Выбрать главу

Но антропный принцип ставит этот процесс под сомнение – личные критерии того, что именно составляет «расположенность к жизни» у Вселенной, вносят в физику субъективный элемент, который подрывает попперовский механизм фальсификации. Ваша антропная точка зрения может соответствовать одному лоскутку мультивселенной, с одним набором законов, а мои антропные симпатии могут подходить к совсем другому ее уголку, где система законов другая и нет никаких объективных критериев, по которым можно было бы определить, кто прав.

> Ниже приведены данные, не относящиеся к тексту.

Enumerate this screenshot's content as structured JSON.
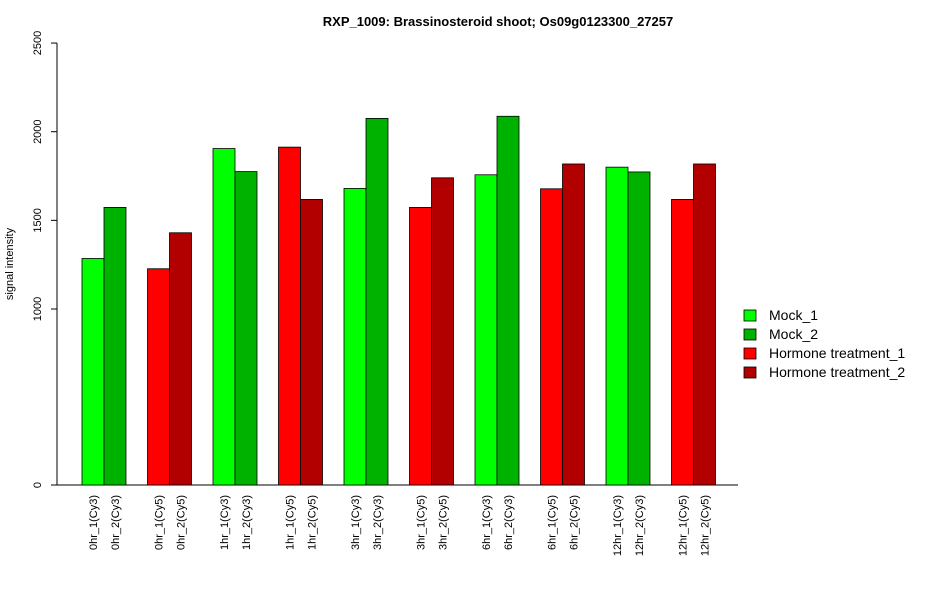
{
  "chart_data": {
    "type": "bar",
    "title": "RXP_1009: Brassinosteroid shoot; Os09g0123300_27257",
    "ylabel": "signal intensity",
    "xlabel": "",
    "ylim": [
      0,
      2500
    ],
    "y_ticks": [
      {
        "value": 0,
        "label": "0"
      },
      {
        "value": 1000,
        "label": "1000"
      },
      {
        "value": 1500,
        "label": "1500"
      },
      {
        "value": 2000,
        "label": "2000"
      },
      {
        "value": 2500,
        "label": "2500"
      }
    ],
    "bars": [
      {
        "label": "0hr_1(Cy3)",
        "value": 1285,
        "series": "Mock_1"
      },
      {
        "label": "0hr_2(Cy3)",
        "value": 1573,
        "series": "Mock_2"
      },
      {
        "label": "0hr_1(Cy5)",
        "value": 1227,
        "series": "Hormone treatment_1"
      },
      {
        "label": "0hr_2(Cy5)",
        "value": 1430,
        "series": "Hormone treatment_2"
      },
      {
        "label": "1hr_1(Cy3)",
        "value": 1905,
        "series": "Mock_1"
      },
      {
        "label": "1hr_2(Cy3)",
        "value": 1775,
        "series": "Mock_2"
      },
      {
        "label": "1hr_1(Cy5)",
        "value": 1913,
        "series": "Hormone treatment_1"
      },
      {
        "label": "1hr_2(Cy5)",
        "value": 1618,
        "series": "Hormone treatment_2"
      },
      {
        "label": "3hr_1(Cy3)",
        "value": 1680,
        "series": "Mock_1"
      },
      {
        "label": "3hr_2(Cy3)",
        "value": 2075,
        "series": "Mock_2"
      },
      {
        "label": "3hr_1(Cy5)",
        "value": 1573,
        "series": "Hormone treatment_1"
      },
      {
        "label": "3hr_2(Cy5)",
        "value": 1740,
        "series": "Hormone treatment_2"
      },
      {
        "label": "6hr_1(Cy3)",
        "value": 1757,
        "series": "Mock_1"
      },
      {
        "label": "6hr_2(Cy3)",
        "value": 2087,
        "series": "Mock_2"
      },
      {
        "label": "6hr_1(Cy5)",
        "value": 1678,
        "series": "Hormone treatment_1"
      },
      {
        "label": "6hr_2(Cy5)",
        "value": 1818,
        "series": "Hormone treatment_2"
      },
      {
        "label": "12hr_1(Cy3)",
        "value": 1800,
        "series": "Mock_1"
      },
      {
        "label": "12hr_2(Cy3)",
        "value": 1773,
        "series": "Mock_2"
      },
      {
        "label": "12hr_1(Cy5)",
        "value": 1618,
        "series": "Hormone treatment_1"
      },
      {
        "label": "12hr_2(Cy5)",
        "value": 1818,
        "series": "Hormone treatment_2"
      }
    ],
    "legend": {
      "position": "right",
      "entries": [
        {
          "name": "Mock_1",
          "color": "#00FF00"
        },
        {
          "name": "Mock_2",
          "color": "#00B200"
        },
        {
          "name": "Hormone treatment_1",
          "color": "#FF0000"
        },
        {
          "name": "Hormone treatment_2",
          "color": "#B20000"
        }
      ]
    },
    "grid": false
  }
}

Все это очень непохоже на дарвиновскую эволюцию, которая всяческими хитроумными способами избегает чего-то хоть отдаленно напоминающего аналог антропного мышления в применении к биологии. Существует ли вообще внеземная жизнь, не говоря уж о том, как она развивается, для теории Дарвина не играет никакой роли. Не оставляет дарвинизм никакой щелочки и для выделения какого-либо одного вида, будь это Panthera leo, Homo Sapiens или еще кто-то, в привилегированное положение в биологическом мире. Наоборот, дарвинизм уходит корнями в наши отношения с остальным миром живого. Он ставит на первый план взаимосвязь всего со всем. Одно из великих прозрений Дарвина заключалось в том, что Homo Sapiens развивался совместно со всем остальным миром живого. «Мы должны признать, как мне кажется, что человек со всеми его благородными свойствами… по-прежнему несет в своем телесном строении неизгладимую печать его низкого происхождения», – писал он в «Происхождении человека». Как же глубоко отличается этот подход от картеровского антропного принципа в космологии, действующего вне естественной эволюции Вселенной, как будто бы он был каким-то чужеродным дополнением к ней!

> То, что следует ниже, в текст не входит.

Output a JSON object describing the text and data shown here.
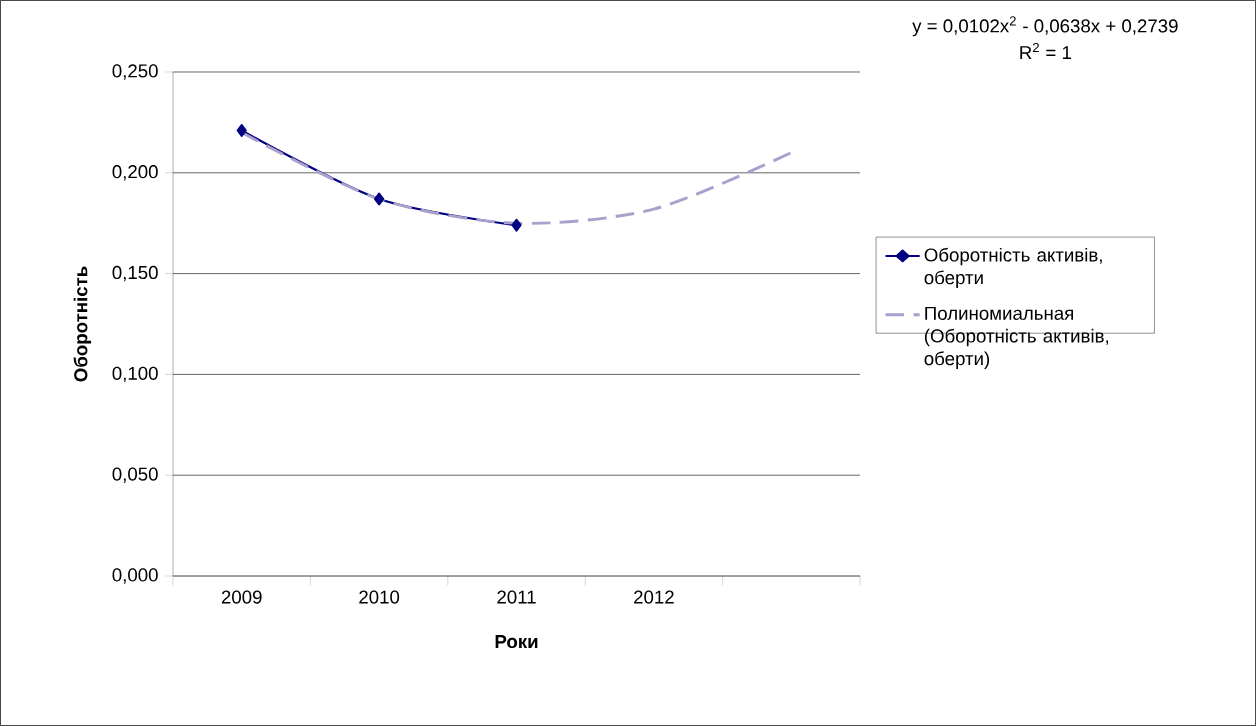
{
  "chart_data": {
    "type": "line",
    "xlabel": "Роки",
    "ylabel": "Оборотність",
    "categories": [
      "2009",
      "2010",
      "2011",
      "2012",
      null
    ],
    "series": [
      {
        "name": "Оборотність активів, оберти",
        "color": "#000080",
        "values": [
          0.221,
          0.187,
          0.174,
          null,
          null
        ],
        "marker": "diamond",
        "line_style": "solid"
      },
      {
        "name": "Полиномиальная (Оборотність активів, оберти)",
        "color": "#a9a0cc",
        "values": [
          0.22,
          0.187,
          0.175,
          0.182,
          0.21
        ],
        "marker": "none",
        "line_style": "dashed"
      }
    ],
    "ylim": [
      0,
      0.25
    ],
    "yticks": [
      {
        "value": 0,
        "label": "0,000"
      },
      {
        "value": 0.05,
        "label": "0,050"
      },
      {
        "value": 0.1,
        "label": "0,100"
      },
      {
        "value": 0.15,
        "label": "0,150"
      },
      {
        "value": 0.2,
        "label": "0,200"
      },
      {
        "value": 0.25,
        "label": "0,250"
      }
    ],
    "grid": "y",
    "legend": "right",
    "annotations": [
      "y = 0,0102x$^{2}$ - 0,0638x + 0,2739",
      "R$^{2}$ = 1"
    ]
  }
}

В попперовском смысле, если говорить о фальсификации, антропная мультивселенная почти не отличается от космологического учения, развитого в XVII веке немецким энциклопедистом Готфридом Лейбницем. В своем труде «Монадология» Лейбниц предполагает, что существует бесконечно много вселенных, каждая со своим пространством, временем и материей, и что мы живем в лучшем из всех возможных миров, избранном для нас Богом в Его бесконечной благости.

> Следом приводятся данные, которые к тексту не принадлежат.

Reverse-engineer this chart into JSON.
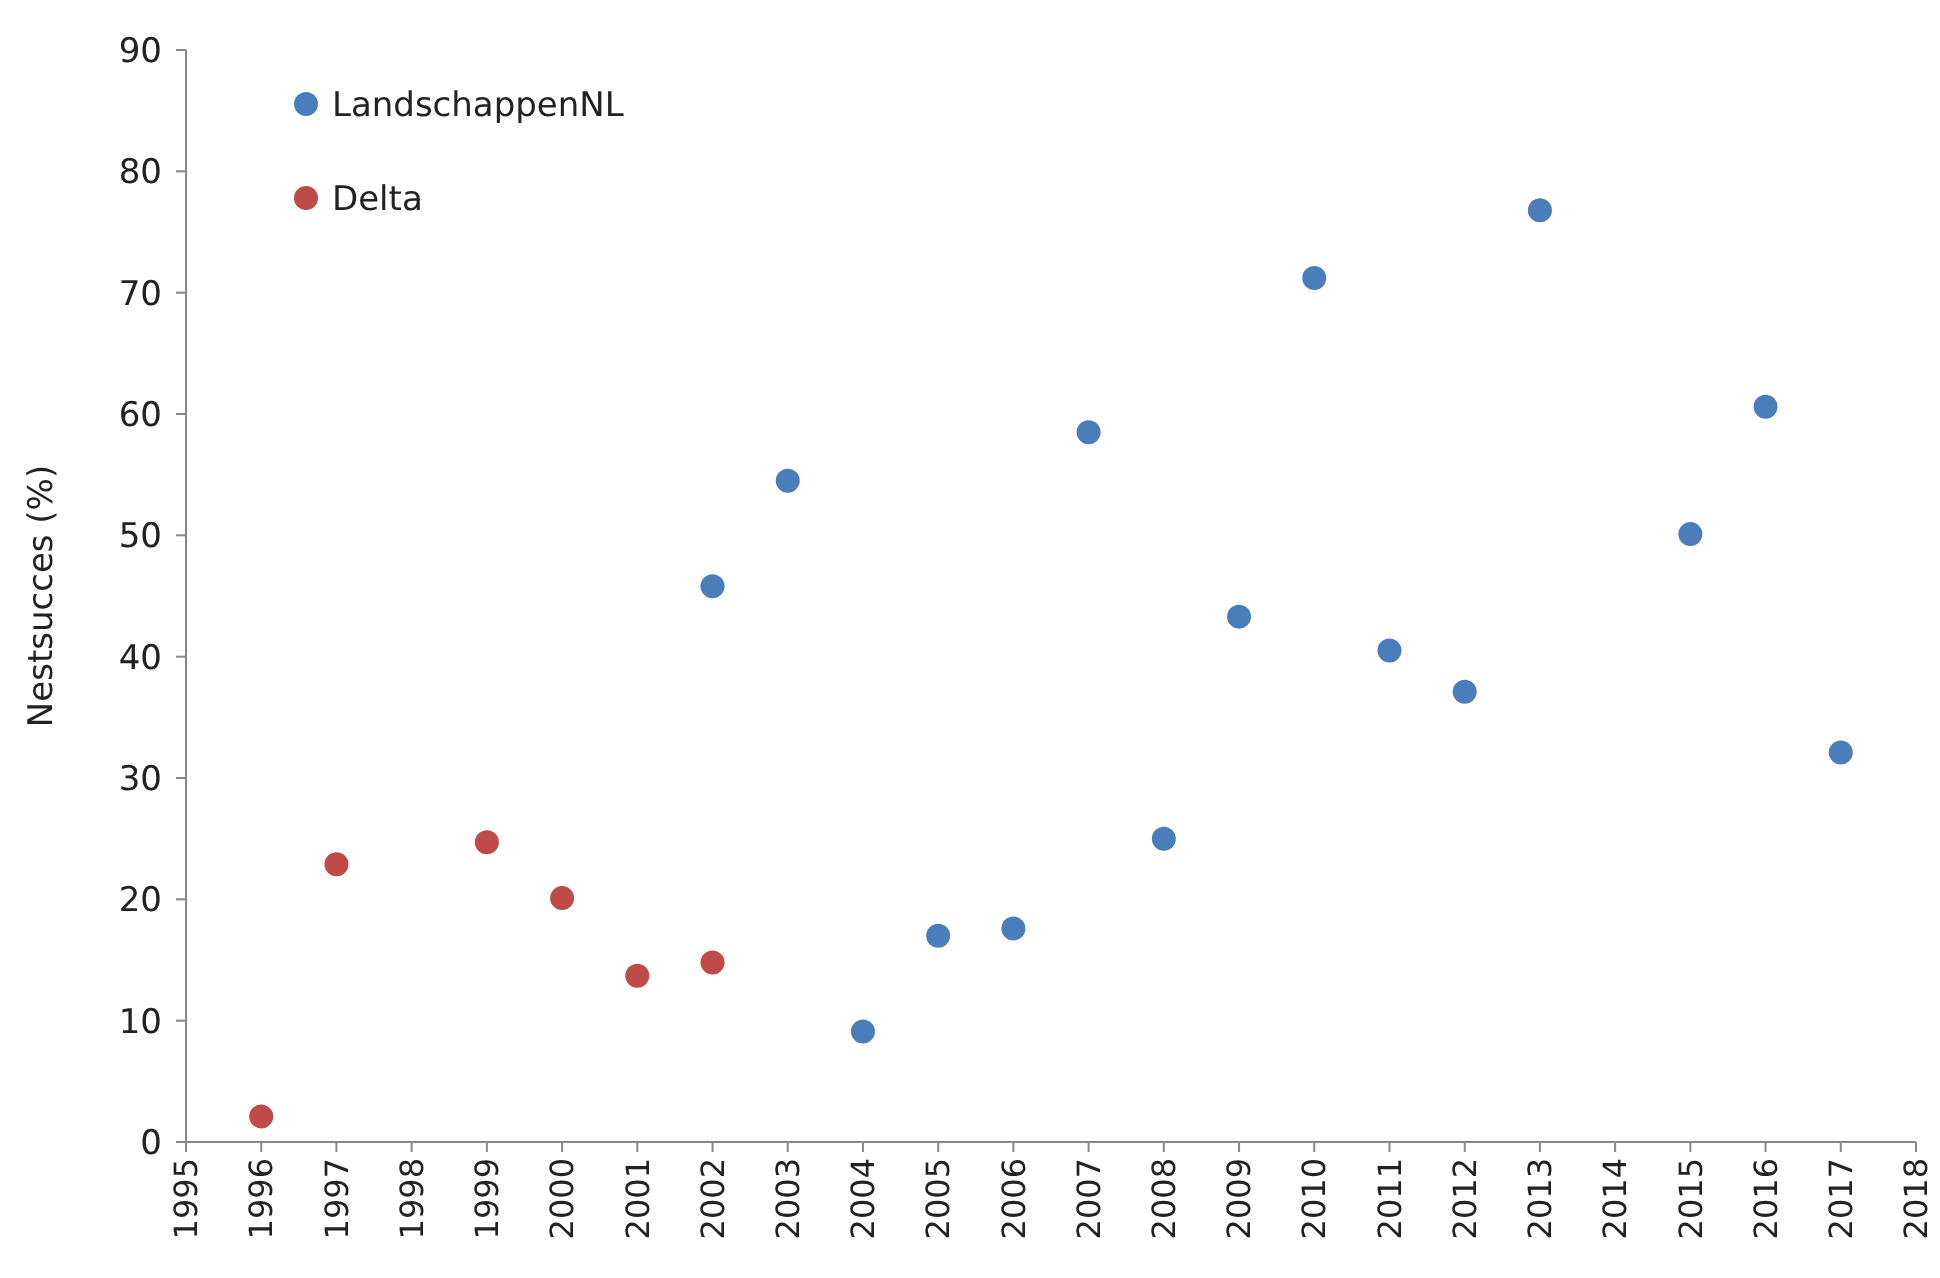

Поэтому вполне понятно, что научное сообщество оказалось в состоянии непрерывного конфликта с антропным принципом, при всех его – хоть и сомнительных – достоинствах. В своей книге «Неприятности с физикой», критикующей теорию струн, американский физик и писатель Ли Смолин особенно подчеркивает, что, «как только нефальсифицируемую теорию предпочитают ее фальсифицируемым альтернативам, научный процесс останавливается и дальнейший рост знаний больше невозможен». Именно это беспокоило и Стивена в нашем первом разговоре в его кабинете – что как только кто-либо принимает антропный принцип, так тут же теряет способность предсказывать, одно из основных завоеваний науки. Мы заходим в тупик. Предполагалось, что антропный принцип должен помочь нам понять, «кто мы такие» в безграничной космической мозаике, и в силу этого послужить мостом, соединяющим абстрактную теорию мультивселенной с опытом наших наблюдений в этой Вселенной. Однако эту задачу не удается решить так, чтобы не нарушить при этом основных принципов научной практики. И космология мультивселенной так и не обретает никакой объясняющей силы.

Рис. 7(а). В августе 2001 года Мартин Рис – он стоит слева от Стивена – устроил в своем загородном доме в Кембридже, в Англии, конференцию для обсуждения преимуществ, если таковые вообще имеются, антропного принципа в фундаментальной физике и космологии. Именно в кулуарах этой конференции Стивен и автор этой книги (в третьем ряду, позади Стивена) начали серьезно обсуждать вопрос о том, как квантовый взгляд на космос мог бы дополнить антропный подход к космологии. На конференцию к Рису съехалось много коллег, которым суждено было сыграть ключевую роль в наших научных странствиях, – среди них Нил Турок (сидит крайний слева), Ли Смолин (сидит крайний справа) и Андрей Линде (стоит крайним справа в среднем ряду). Слева от Линде – Джим Хартл, еле заметный за спиной у Бернарда Карра, потом Хауме Гаррига, Алекс Виленкин и Гэри Гиббонс.